Truppen konnten nun in Aleppos Stadtdistrikte Bani Zeid und al-Laraymoun vorstoßen, die, laut einem Lagebericht des schwedischen Journalisten Aron Lund seit zwei Wochen bombardiert wurden.

Lund stellt heraus, was auch in seltenen deutschen Berichten mit detaillierterem Hintergrund als entscheidendes strategisches Ergebnis betont wird: Nach der Eroberung der Route nach Azaz im Februar und der jetzt erlangten Feuerkontrolle über die Castello-Road ist der Nachschub für die gegnerischen Milizen "stark eingeschränkt". Er dürfte derzeit nur noch über angelegte Tunnelsysteme oder etwaige Schleichwege möglich sei, berichtet das Magazin Hintergrund.

Daraus ergibt sich eine für die syrische Armee günstige, für die Bevölkerung der Stadteile unter der Herrschaft von salafistisch-dschihadistischen Gruppierungen und ihnen angeschlossenen Milizen eine fürchterliche Situation.

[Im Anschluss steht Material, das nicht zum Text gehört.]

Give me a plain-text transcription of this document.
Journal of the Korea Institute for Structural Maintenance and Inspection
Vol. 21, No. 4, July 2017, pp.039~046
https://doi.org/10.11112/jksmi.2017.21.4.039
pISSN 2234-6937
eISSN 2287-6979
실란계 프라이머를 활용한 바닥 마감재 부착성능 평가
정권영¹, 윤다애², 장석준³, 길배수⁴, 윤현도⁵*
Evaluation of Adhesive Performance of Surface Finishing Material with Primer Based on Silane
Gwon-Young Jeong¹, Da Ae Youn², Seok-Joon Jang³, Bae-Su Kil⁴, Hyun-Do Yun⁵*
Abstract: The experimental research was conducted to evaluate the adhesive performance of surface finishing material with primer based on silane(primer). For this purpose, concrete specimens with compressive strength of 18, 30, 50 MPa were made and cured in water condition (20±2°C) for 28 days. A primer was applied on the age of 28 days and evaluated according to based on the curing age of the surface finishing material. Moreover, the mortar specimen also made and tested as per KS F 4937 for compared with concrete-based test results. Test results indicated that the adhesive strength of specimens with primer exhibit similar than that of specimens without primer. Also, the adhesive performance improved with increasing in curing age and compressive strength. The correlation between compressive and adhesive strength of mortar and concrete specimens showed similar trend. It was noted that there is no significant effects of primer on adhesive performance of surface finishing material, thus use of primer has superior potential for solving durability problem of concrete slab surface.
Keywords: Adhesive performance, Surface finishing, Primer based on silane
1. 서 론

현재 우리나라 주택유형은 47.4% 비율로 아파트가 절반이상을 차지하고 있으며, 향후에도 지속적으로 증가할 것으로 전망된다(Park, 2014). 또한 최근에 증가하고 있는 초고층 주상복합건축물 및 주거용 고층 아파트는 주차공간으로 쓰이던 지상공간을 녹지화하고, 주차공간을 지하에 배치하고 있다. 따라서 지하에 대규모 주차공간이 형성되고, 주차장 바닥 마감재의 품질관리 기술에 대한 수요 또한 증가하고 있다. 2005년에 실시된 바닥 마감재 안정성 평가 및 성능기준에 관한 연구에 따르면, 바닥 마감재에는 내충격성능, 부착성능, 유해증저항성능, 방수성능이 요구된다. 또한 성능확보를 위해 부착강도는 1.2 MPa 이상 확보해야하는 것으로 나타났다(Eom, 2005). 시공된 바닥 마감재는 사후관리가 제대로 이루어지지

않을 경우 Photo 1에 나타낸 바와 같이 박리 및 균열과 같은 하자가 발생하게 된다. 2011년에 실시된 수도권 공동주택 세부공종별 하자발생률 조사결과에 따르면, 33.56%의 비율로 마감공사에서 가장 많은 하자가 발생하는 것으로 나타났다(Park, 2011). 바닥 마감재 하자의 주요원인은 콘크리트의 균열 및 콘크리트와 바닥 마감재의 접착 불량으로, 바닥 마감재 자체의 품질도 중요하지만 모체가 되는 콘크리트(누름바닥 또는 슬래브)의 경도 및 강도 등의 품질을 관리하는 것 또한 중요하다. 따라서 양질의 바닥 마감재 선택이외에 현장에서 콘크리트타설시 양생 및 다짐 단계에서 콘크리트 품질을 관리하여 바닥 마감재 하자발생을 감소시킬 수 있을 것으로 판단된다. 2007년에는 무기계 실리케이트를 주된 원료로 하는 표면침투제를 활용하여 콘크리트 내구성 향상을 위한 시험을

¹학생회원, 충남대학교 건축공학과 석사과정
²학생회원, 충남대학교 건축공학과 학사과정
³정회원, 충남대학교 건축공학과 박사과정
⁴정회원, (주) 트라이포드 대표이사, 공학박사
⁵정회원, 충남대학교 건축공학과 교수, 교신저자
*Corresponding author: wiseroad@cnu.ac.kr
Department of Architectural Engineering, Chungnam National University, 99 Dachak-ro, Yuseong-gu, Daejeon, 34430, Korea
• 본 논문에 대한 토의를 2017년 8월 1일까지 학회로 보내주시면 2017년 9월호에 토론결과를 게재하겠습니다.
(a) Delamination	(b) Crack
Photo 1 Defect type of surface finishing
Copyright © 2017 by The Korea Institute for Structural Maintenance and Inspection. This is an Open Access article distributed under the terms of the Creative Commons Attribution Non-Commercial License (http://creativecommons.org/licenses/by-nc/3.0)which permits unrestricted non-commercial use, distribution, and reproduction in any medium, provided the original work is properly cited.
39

Die syrische Armee wird versuchen, ihre Gegner über Aushungern zum Aufgeben zu zwingen. Die Milizen werden die Not der Zivilbevölkerung für ihre Ziele ausnutzen.

Kriegszone Aleppo. Screenshot, Youtube

Von über 300.000 möglichen Betroffenen, berichtet die Publikation Middle East Eye. Aus Furcht vor einer Blockade würden bereits Nahrungsmittel rationiert.

(Einfügung: Die oben genannte Quelle ist nicht zuverlässig, worauf Leser aufmerksam machten - danke an dieser Stelle ans Forum - die Zahlen scheinen sehr übertrieben, wenn man sie etwa den Recherchen des Guardian-Korrespondenten Martin Chulov gegenüber stellt. In dessen Situationsbericht über Alleppo vom März letzten Jahres ist von 40.000 Bewohnern der östlichen, von gegnerischen Milizen beherrschten, Stadtteile Aleppos die Rede. Innerhalb eines Jahres dürfte sich die Zahl unter gegebenen Umständen zumindest nicht deutlich vergrößert haben.)

Wie immer sind Berichte über das Geschehen in Aleppo von gegenseitigen Schuldzuweisungen geprägt, deutlich sichtbar in in sozialen Netzwerken (und hier).

Gegnerische Milizen am Rand der Niederlage

Aus der militärischen Perspektive, die der genannte schwedische Journalist Lund darlegt, hat die syrische Armee nach einigen Rückschlägen, auch andernorts wichtige Gewinne gemacht. (Zu Lund ist zu bemerken, dass er sich seit vielen Jahren mit dem Konflikt in Syrien und seinen Beteiligten befasst und er dabei immer wieder eine Position durchscheinen lässt, die Verständnis für die Gegner Assads aufzeigt. Allerdings gibt es wenige, die sich derart gut unterrichtet sind, was selbst seine Kritiker zugestehen, die nicht seiner Meinung sind).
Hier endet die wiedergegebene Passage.